Notes from Purgatory
While the idea of Logocentric waits in purgatory, we at globatron find it appropriate to publish under the same pseudonym more of his older works. This is not a navel-gazing tribute as much as it is an affirmation that he lived, and an indication that he may now permanently inhabit the circuitry of another dimension–one apart from the rest of us, though perceptible and possibly quite real.
This is Installment Number One of a series on and from the afterlife.
THE MET, NYC. WED, AUG 1, 2001
Staring at Charles Demuth’s “No. 5 in Gold.” Modern art purports to be nothing at all. It is not a clear picture of an idea, but the product of a merely suggestive pathology. It represents that which is merely tolerated in the modern mind. It is never “just adorable,” as an elderly couple nearby have described a painting of a church steeple-centered, hilly village. It is ambiguous about the shape and nature of the author’s hands, about whether they are generous or careful or hideous or obscene, treading water in a Bohemian sea of waste and fear and lust.
Whether intentionally or not, the author abdicates authority by avoiding clarity of intent, and by indulging in apathetic symbology. Yet the strokes and incisions they leave behind always lend themselves to ominous interpretations.

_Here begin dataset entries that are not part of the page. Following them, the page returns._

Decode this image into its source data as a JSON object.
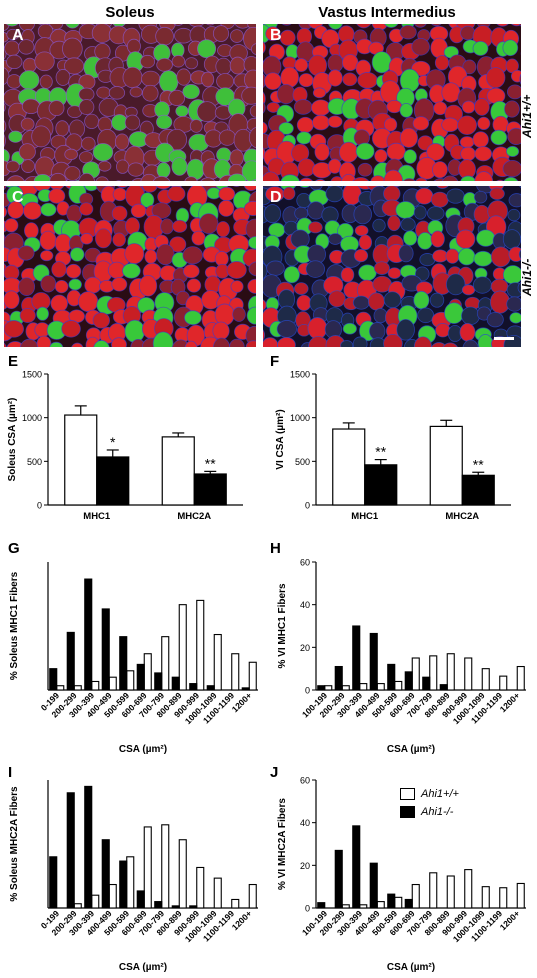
{
  "columns": {
    "left": "Soleus",
    "right": "Vastus Intermedius"
  },
  "rows": {
    "top": "Ahi1+/+",
    "bottom": "Ahi1-/-"
  },
  "panels": [
    {
      "letter": "A",
      "tone": "mixed-green"
    },
    {
      "letter": "B",
      "tone": "red-green"
    },
    {
      "letter": "C",
      "tone": "red-green"
    },
    {
      "letter": "D",
      "tone": "dark-red"
    }
  ],
  "legend": {
    "items": [
      {
        "label": "Ahi1+/+",
        "fill": "#ffffff"
      },
      {
        "label": "Ahi1-/-",
        "fill": "#000000"
      }
    ]
  },
  "chart_data": [
    {
      "letter": "E",
      "type": "bar",
      "ylabel": "Soleus CSA (µm²)",
      "categories": [
        "MHC1",
        "MHC2A"
      ],
      "ylim": [
        0,
        1500
      ],
      "yticks": [
        0,
        500,
        1000,
        1500
      ],
      "series": [
        {
          "name": "Ahi1+/+",
          "values": [
            1030,
            780
          ],
          "errors": [
            105,
            45
          ]
        },
        {
          "name": "Ahi1-/-",
          "values": [
            550,
            355
          ],
          "errors": [
            80,
            30
          ]
        }
      ],
      "annotations": [
        {
          "category": 0,
          "series": 1,
          "text": "*"
        },
        {
          "category": 1,
          "series": 1,
          "text": "**"
        }
      ]
    },
    {
      "letter": "F",
      "type": "bar",
      "ylabel": "VI CSA (µm²)",
      "categories": [
        "MHC1",
        "MHC2A"
      ],
      "ylim": [
        0,
        1500
      ],
      "yticks": [
        0,
        500,
        1000,
        1500
      ],
      "series": [
        {
          "name": "Ahi1+/+",
          "values": [
            870,
            900
          ],
          "errors": [
            70,
            70
          ]
        },
        {
          "name": "Ahi1-/-",
          "values": [
            460,
            340
          ],
          "errors": [
            60,
            35
          ]
        }
      ],
      "annotations": [
        {
          "category": 0,
          "series": 1,
          "text": "**"
        },
        {
          "category": 1,
          "series": 1,
          "text": "**"
        }
      ]
    },
    {
      "letter": "G",
      "type": "bar",
      "ylabel": "% Soleus MHC1 Fibers",
      "xlabel": "CSA (µm²)",
      "categories": [
        "0-199",
        "200-299",
        "300-399",
        "400-499",
        "500-599",
        "600-699",
        "700-799",
        "800-899",
        "900-999",
        "1000-1099",
        "1100-1199",
        "1200+"
      ],
      "ylim": [
        0,
        30
      ],
      "yticks": [],
      "series": [
        {
          "name": "Ahi1+/+",
          "values": [
            1,
            1,
            2,
            3,
            4.5,
            8.5,
            12.5,
            20,
            21,
            13,
            8.5,
            6.5
          ]
        },
        {
          "name": "Ahi1-/-",
          "values": [
            5,
            13.5,
            26,
            19,
            12.5,
            6,
            4,
            3,
            1.5,
            1,
            0,
            0.5
          ]
        }
      ]
    },
    {
      "letter": "H",
      "type": "bar",
      "ylabel": "% VI MHC1 Fibers",
      "xlabel": "CSA (µm²)",
      "categories": [
        "100-199",
        "200-299",
        "300-399",
        "400-499",
        "500-599",
        "600-699",
        "700-799",
        "800-899",
        "900-999",
        "1000-1099",
        "1100-1199",
        "1200+"
      ],
      "ylim": [
        0,
        60
      ],
      "yticks": [
        0,
        20,
        40,
        60
      ],
      "series": [
        {
          "name": "Ahi1+/+",
          "values": [
            2,
            2,
            3,
            3,
            4,
            15,
            16,
            17,
            15,
            10,
            6.5,
            11
          ]
        },
        {
          "name": "Ahi1-/-",
          "values": [
            2,
            11,
            30,
            26.5,
            12,
            8.5,
            6,
            2.5,
            0,
            0,
            0,
            0
          ]
        }
      ]
    },
    {
      "letter": "I",
      "type": "bar",
      "ylabel": "% Soleus MHC2A Fibers",
      "xlabel": "CSA (µm²)",
      "categories": [
        "0-199",
        "200-299",
        "300-399",
        "400-499",
        "500-599",
        "600-699",
        "700-799",
        "800-899",
        "900-999",
        "1000-1099",
        "1100-1199",
        "1200+"
      ],
      "ylim": [
        0,
        30
      ],
      "yticks": [],
      "series": [
        {
          "name": "Ahi1+/+",
          "values": [
            0,
            1,
            3,
            5.5,
            12,
            19,
            19.5,
            16,
            9.5,
            7,
            2,
            5.5
          ]
        },
        {
          "name": "Ahi1-/-",
          "values": [
            12,
            27,
            28.5,
            16,
            11,
            4,
            1.5,
            0.5,
            0.5,
            0,
            0,
            0
          ]
        }
      ]
    },
    {
      "letter": "J",
      "type": "bar",
      "ylabel": "% VI MHC2A Fibers",
      "xlabel": "CSA (µm²)",
      "categories": [
        "100-199",
        "200-299",
        "300-399",
        "400-499",
        "500-599",
        "600-699",
        "700-799",
        "800-899",
        "900-999",
        "1000-1099",
        "1100-1199",
        "1200+"
      ],
      "ylim": [
        0,
        60
      ],
      "yticks": [
        0,
        20,
        40,
        60
      ],
      "series": [
        {
          "name": "Ahi1+/+",
          "values": [
            0,
            1.5,
            1.5,
            3,
            5,
            11,
            16.5,
            15,
            18,
            10,
            9.5,
            11.5
          ]
        },
        {
          "name": "Ahi1-/-",
          "values": [
            2.5,
            27,
            38.5,
            21,
            6.5,
            4,
            0,
            0,
            0,
            0,
            0,
            0
          ]
        }
      ]
    }
  ]
}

The beginning of August in the city. Above, the air yearns for purity; and where it meets the entrance of this hand-thrown monument, it begins to reek of ornate confinement. We do not notice it deep within the cluster of ornaments, but outside, you can smell it for miles and decades. . . .
Back to work. Back to bed. Back to food and the rediscovery of abundance. Back to fulfillment of desire and the realization of its futility. Back to pangs of loss–of meaning and desire and companionship and solitude–to the point that choice embodies an arena of terror and paranoia. Back to divergence from your formula of purpose, to the drawing board of constellations.
2 Comments
universaltron
September 30, 2010Interesting. Modern art. Who would have thought discussions of modern art and what that might mean would make it back on globatron and from the afterlife at that.
Interesting perspective. Wherever Logocentric goes after his time in the holding space I’m sure it will be full of meaning. Please keep these posts coming from wherever you are.
Interesting to see the date at which he stared at the painting. Again, so close to 9/11.